Pertama kali saya berikan adalah gambar ini. Kapal Karet dan Kapal Kayu. Inipun saya dapat dari Pak Dosen, Prof. Fendy Suhariadi yang kini beliau menjabat Direktur SDM dan Keuangannya Universitas Airlangga. Semoga bisa bermanfaat.

"Apa yang anda amati dari kedua gambar tersebut?" Pertanyaan pertama yang ditanyakan oleh Pak Dosen.
Kami pun menjawab, sungainya, orangnya, bahannya,dan sebagainya.
"
"
"
"
"
"
"
"
"
Mari kita lihat satu persatu.
1. SUNGAI
. Bisa dibilang sungai ini sebagai ARUS. Pada gambar KAPAL KARET, ARUS yang ada cenderung beriak, dinamis, santer (boso jowone), deras. Sedangkan KAPAL KAYU, sebaliknya. arusnya cenderung tenang, damai. Hal ini bisa diibaratkan dalam sebuah organsiasi adalah sebagai kondisi eksternal organisasi. Apakah beriak ataukah tenang.

2. BAHAN
Sifat karet adalah lentur, cenderung fleksibel, tidak mudah patah. Sedangkan kayu adalah kaku, tidak fleksibel, mudah patah.

3. ORANG/PENUMPANG
Orang2nya di perahu karet cenderung mudah berubah posisi, bisa ketengah bisa ke pinggir, bisa ke kanan, bisa ke kiri. Sebaliknya Perahu Kayu, orang2nya cenderung lurus,rapi, tetap pada posisinya selama perlombaan berlangsung.

4. PEMIMPIN/KETUA KELOMPOK
Di perahu kayu cenderung di depan. Posisi leader lebih tinggi daripada anak buahnya. Tidak bisa bergerak maju mundur, bolak balik ke depan ke belakang. Sebaliknya di perahu karet, cenderung bisa berganti posisi, bisa di depan, belakang atau tengah. Dan cenderung tidak nampak, mana leadernya.

5. GERAKAN
Pada perahu kayu, cenderung sama, seragam semua, Ketika pemimpin minta "1 dayung" maka semua akan bergerak sama. "2", maka semua akan mendayung 2, dst. Sebaliknya, perahu karet, tidak demikian. Masing2 anak buah memiliki kreativitasnya masing2 dan saling memahami kondisi untuk sebuah tujuan goal bersama yang dituju.

***
Dari sedikit uraian di atas, dapat diuraikan lagi begini.
Saya awali dulu dengan pertanyaan yg sama yg pernah ditanyakan Pak DOsen kepada kami, "Kamu ingat pemerintahan Soeharto dulu? Trilogi Pembangunan yg pertama apa isinya?"

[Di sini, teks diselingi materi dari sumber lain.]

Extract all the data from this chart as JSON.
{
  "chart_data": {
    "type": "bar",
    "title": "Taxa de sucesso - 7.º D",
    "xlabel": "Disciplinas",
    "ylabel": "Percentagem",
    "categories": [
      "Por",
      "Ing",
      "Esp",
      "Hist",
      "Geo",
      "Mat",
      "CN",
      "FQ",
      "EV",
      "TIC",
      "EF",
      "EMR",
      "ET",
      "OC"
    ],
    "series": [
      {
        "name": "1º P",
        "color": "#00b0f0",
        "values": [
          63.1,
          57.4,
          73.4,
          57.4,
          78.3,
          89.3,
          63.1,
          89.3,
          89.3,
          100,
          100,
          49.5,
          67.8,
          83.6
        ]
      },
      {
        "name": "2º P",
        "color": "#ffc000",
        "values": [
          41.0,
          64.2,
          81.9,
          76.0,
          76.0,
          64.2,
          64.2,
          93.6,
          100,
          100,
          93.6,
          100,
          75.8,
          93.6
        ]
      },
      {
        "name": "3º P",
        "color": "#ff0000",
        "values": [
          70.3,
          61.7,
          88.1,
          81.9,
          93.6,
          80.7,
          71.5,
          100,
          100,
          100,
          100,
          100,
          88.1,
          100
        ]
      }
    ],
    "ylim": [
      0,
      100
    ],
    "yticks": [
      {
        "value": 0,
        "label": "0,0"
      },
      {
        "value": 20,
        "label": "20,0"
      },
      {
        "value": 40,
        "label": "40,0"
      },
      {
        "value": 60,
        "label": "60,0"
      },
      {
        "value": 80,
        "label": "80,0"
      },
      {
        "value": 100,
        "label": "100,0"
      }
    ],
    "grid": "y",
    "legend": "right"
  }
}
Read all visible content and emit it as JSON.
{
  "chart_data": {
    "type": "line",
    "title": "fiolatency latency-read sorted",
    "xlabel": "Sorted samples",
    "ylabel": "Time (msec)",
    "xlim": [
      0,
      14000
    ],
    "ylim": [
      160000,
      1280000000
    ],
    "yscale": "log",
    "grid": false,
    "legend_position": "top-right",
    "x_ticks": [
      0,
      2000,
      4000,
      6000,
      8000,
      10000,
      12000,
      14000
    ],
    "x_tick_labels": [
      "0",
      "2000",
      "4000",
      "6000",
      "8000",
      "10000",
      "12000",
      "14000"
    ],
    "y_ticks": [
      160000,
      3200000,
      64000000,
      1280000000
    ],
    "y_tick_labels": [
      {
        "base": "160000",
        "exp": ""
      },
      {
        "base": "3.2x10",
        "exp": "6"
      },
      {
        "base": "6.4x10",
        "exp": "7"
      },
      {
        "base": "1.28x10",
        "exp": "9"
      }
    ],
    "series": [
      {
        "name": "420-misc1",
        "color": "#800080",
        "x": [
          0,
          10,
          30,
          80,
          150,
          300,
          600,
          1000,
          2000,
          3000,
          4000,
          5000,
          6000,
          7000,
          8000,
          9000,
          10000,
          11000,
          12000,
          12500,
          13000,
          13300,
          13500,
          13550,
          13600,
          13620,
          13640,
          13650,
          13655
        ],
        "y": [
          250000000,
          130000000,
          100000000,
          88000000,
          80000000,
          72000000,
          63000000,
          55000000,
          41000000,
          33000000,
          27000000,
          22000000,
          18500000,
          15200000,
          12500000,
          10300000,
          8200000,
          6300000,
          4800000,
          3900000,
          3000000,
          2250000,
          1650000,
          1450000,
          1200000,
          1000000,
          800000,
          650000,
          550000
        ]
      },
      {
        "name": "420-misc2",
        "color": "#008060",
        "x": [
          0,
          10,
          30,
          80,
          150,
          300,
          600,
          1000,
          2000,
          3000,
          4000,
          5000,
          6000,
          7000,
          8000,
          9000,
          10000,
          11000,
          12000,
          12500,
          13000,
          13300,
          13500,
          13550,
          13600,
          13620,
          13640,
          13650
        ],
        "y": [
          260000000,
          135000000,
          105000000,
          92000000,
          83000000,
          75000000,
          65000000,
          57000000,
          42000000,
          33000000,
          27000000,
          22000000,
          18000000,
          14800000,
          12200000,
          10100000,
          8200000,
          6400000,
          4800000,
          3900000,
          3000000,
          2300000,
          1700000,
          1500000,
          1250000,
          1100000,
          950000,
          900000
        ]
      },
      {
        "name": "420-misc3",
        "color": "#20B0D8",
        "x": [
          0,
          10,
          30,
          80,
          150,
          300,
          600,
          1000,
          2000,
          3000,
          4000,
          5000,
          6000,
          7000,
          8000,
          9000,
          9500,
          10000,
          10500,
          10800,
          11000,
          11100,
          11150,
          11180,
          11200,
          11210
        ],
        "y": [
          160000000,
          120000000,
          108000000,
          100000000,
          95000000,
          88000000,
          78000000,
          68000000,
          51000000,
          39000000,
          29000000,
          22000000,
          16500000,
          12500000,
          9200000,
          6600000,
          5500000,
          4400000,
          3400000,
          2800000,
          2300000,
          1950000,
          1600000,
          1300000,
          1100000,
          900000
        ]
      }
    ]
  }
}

Waktu itu sebenarnya sy ingin mnjawab, tapi ragu2. Hehehe... dan beliau pun menjawabnya sendiri ketika tidak ada yg benar menjawabnya. (Maklum wis lali...).Jawabnya adalah "Stabilitas KEamanan". Bagaimana Suharto coba mengendalikan yg namanya stabilitas keamanan. Ketika kondisi eksternal aman, sungai tenang, maka para anak buah akan dapat digerakkan dengan arah seragam, satu komando dan satu perintah. Waktu itu sempat Indonesia menjadi "Macan Asia" bukan?. Apa yg terjadi ketika ada anak buahnya yang tidak taat perintah? Maka ilustrasi pada kapal kayu adalah, dia akan terjatuh dan ditinggal. Sedankan pada kapal karet, ketika ada yg jatuh, maka dia akan ditarik dan ditolong untuk bisa diangkat ke atas kapal kembali. Karena masing-masng dianggap berkontribusi dlm kemajuan organisasi utk mensukseskan goal yg dibuat.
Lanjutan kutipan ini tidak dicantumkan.